According to the National Investment Center for Seniors Housing & Care, the average age of freestanding nursing homes is 37 years.

That's a number R. Jeffrey Sands, managing partner and general counsel for HJ Sims, calls “staggering.” With the average lifespan of boilers and coolers about 15 years, it's no overreaction.

“Some of these facilities have kept up with the times but many, especially the ones built in the 1960s and 1970s, are facing functional obsolescence,” notes Imran Javaid, managing director of BMO Harris Commercial Real Estate Healthcare.

three: living architecture, a 30-year-old firm rooted in the “boutique” and hospitality resort business, has become immersed in senior living in recent years. Rocky Berg, principal and director of business development, is witnessing the decay up close. 

“Central plants in the more hospital-modeled nursing homes are getting quite old,” he observes. “There are countless communities that were built in the '70s and '80s, so they are in their 40th or 50th year of utilization and have attempted to evolve. Some of them are addressing it very pragmatically and carefully, and some of them have let things slip. It's really the behind-the-scenes stuff that tends to be out of sight, out of mind, and it's easy to see why maintenance is deferred.”

In many instances, facilities have had no choice but to patch the problems, according to Kathryn Burton Gray, senior managing director/head of seniors housing and healthcare for RED Capital Group. 

“Although many skilled nursing facilities operating for more than 15 years have undergone some level of renovation, much of the work has been cosmetic in nature, leaving the same basic designs and operating strategies in place that were current when they were constructed,” she says.

Vulnerabilities exposed

Owners and administrators, meanwhile, understand the risks of tabling improvements.
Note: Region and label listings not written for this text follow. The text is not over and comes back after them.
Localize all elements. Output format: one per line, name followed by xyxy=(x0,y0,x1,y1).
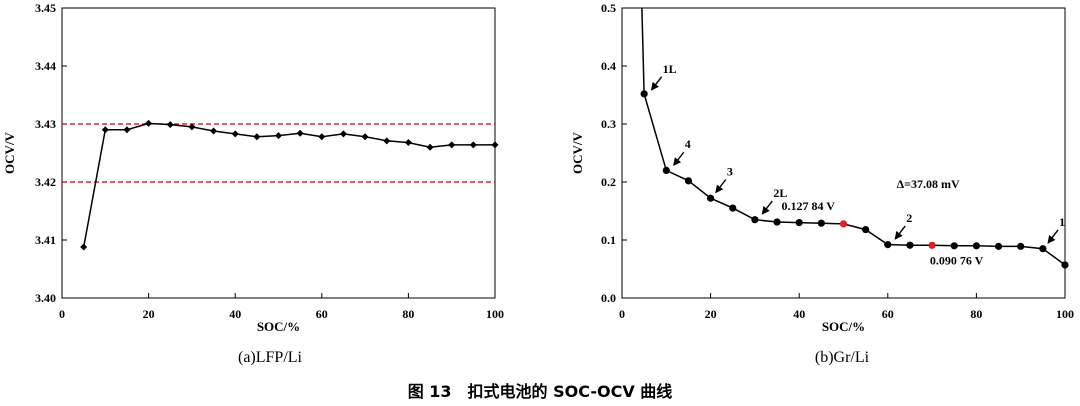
x-tick-label: 80 xyxy=(970,307,982,321)
value-label: 0.090 76 V xyxy=(930,253,984,267)
x-tick-label: 100 xyxy=(486,307,504,321)
y-axis-label: OCV/V xyxy=(2,131,17,174)
data-point xyxy=(145,119,153,127)
y-tick-label: 3.45 xyxy=(35,1,56,15)
y-tick-label: 3.44 xyxy=(35,59,56,73)
y-tick-label: 3.41 xyxy=(35,233,56,247)
x-tick-label: 20 xyxy=(705,307,717,321)
data-point xyxy=(469,141,477,149)
x-axis-label: SOC/% xyxy=(257,319,300,334)
annotation-label: 3 xyxy=(727,165,733,179)
x-tick-label: 0 xyxy=(59,307,65,321)
annotation-label: 1L xyxy=(663,62,677,76)
y-tick-label: 3.40 xyxy=(35,291,56,305)
data-point xyxy=(231,130,239,138)
x-tick-label: 80 xyxy=(402,307,414,321)
data-point xyxy=(296,129,304,137)
data-point xyxy=(210,127,218,135)
data-point xyxy=(906,241,914,249)
data-point xyxy=(1017,242,1025,250)
annotation-arrow xyxy=(1047,229,1059,244)
data-point xyxy=(1061,261,1069,269)
highlight-point xyxy=(928,241,936,249)
annotation-arrow xyxy=(650,76,663,91)
data-point xyxy=(383,137,391,145)
y-tick-label: 0.0 xyxy=(601,291,616,305)
x-tick-label: 0 xyxy=(619,307,625,321)
x-tick-label: 20 xyxy=(143,307,155,321)
x-tick-label: 100 xyxy=(1056,307,1074,321)
data-point xyxy=(404,139,412,147)
series-line xyxy=(82,122,495,248)
figure-caption: 图 13 扣式电池的 SOC-OCV 曲线 xyxy=(407,382,673,401)
data-point xyxy=(318,133,326,141)
annotation-label: 2L xyxy=(773,186,787,200)
x-tick-label: 60 xyxy=(882,307,894,321)
annotation-arrow xyxy=(715,179,727,194)
data-point xyxy=(123,126,131,134)
data-point xyxy=(994,242,1003,250)
x-tick-label: 40 xyxy=(229,307,241,321)
data-point xyxy=(884,241,892,249)
data-point xyxy=(80,243,88,251)
value-label: 0.127 84 V xyxy=(781,199,835,213)
y-tick-label: 3.42 xyxy=(35,175,56,189)
annotation-label: 2 xyxy=(906,211,912,225)
annotation-label: 1 xyxy=(1059,215,1065,229)
data-point xyxy=(862,225,870,234)
chart-lfp-li: 3.40 3.41 3.42 3.43 3.44 3.45 0 20 40 60 80 100 SOC/… xyxy=(2,1,504,366)
y-tick-label: 0.4 xyxy=(601,59,616,73)
y-tick-label: 0.3 xyxy=(601,117,616,131)
data-point xyxy=(729,204,737,212)
data-point xyxy=(101,126,109,134)
data-point xyxy=(448,141,456,149)
data-point xyxy=(275,132,282,140)
chart-gr-li: 0.0 0.1 0.2 0.3 0.4 0.5 0 20 40 60 80 100 SOC/% OCV/V… xyxy=(570,1,1074,366)
series-line xyxy=(641,7,1066,266)
data-point xyxy=(751,216,759,224)
data-point xyxy=(491,141,499,149)
y-tick-label: 0.5 xyxy=(601,1,616,15)
data-point xyxy=(773,218,781,226)
data-point xyxy=(684,177,693,185)
data-point xyxy=(253,133,261,141)
x-axis-label: SOC/% xyxy=(822,319,865,334)
data-point xyxy=(972,242,981,250)
annotation-arrow xyxy=(673,151,685,167)
annotation-arrow xyxy=(894,225,906,240)
y-axis-label: OCV/V xyxy=(570,131,585,174)
highlight-point xyxy=(839,220,848,228)
data-point xyxy=(640,90,648,98)
x-tick-label: 40 xyxy=(793,307,805,321)
data-point xyxy=(707,194,715,202)
chart-subtitle: (b)Gr/Li xyxy=(815,349,870,366)
data-point xyxy=(817,219,825,227)
y-tick-label: 3.43 xyxy=(35,117,56,131)
data-point xyxy=(795,219,803,227)
value-label: Δ=37.08 mV xyxy=(897,177,960,191)
plot-frame xyxy=(621,7,1066,299)
chart-subtitle: (a)LFP/Li xyxy=(238,349,303,366)
y-tick-label: 0.2 xyxy=(601,175,616,189)
data-point xyxy=(950,242,958,250)
plot-frame xyxy=(61,7,496,299)
data-point xyxy=(361,133,369,141)
data-point xyxy=(188,123,196,131)
y-tick-label: 0.1 xyxy=(601,233,616,247)
data-point xyxy=(1039,245,1047,253)
data-point xyxy=(339,130,347,138)
data-point xyxy=(426,143,434,151)
x-tick-label: 60 xyxy=(316,307,328,321)
data-point xyxy=(662,166,670,174)
data-point xyxy=(166,121,174,129)
annotation-label: 4 xyxy=(685,137,691,151)
annotation-arrow xyxy=(761,200,773,215)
A recent spate of natural disasters have led many to consider whether their physical plants could survive or even withstand the ravages of a disastrous flood or fire. 

Short of rare instances requiring major overhauls, few mandates have been issued to address aging physical plants. 

Over the years, federal agencies have intervened to address specific issues, like the Centers for Medicare & Medicaid Services did late last year when it issued regulatory updates requiring automatic sprinkler systems in facilities taller than 75 feet and established evacuation plans if the systems are disabled for more than 10 hours.

The Joint Commission recently issued new rules for emergency power systems. Last year, CMS promulgated an extensive overhaul of the Life Safety Code.

Perhaps the most compelling evidence came two years ago, when the Facility Guidelines Institute, an independent, widely followed resource for healthcare designers, architects and builders, published its “Guidelines for Residential Care Facilities” — the first time FGI has developed guidelines specifically for senior living. 

The guidelines, which were developed “in response to the widespread adoption of person-centered care and deinstitutionalization,” provide minimum recommendations for new construction and renovation of nursing homes, hospice and assisted living facilities, among others.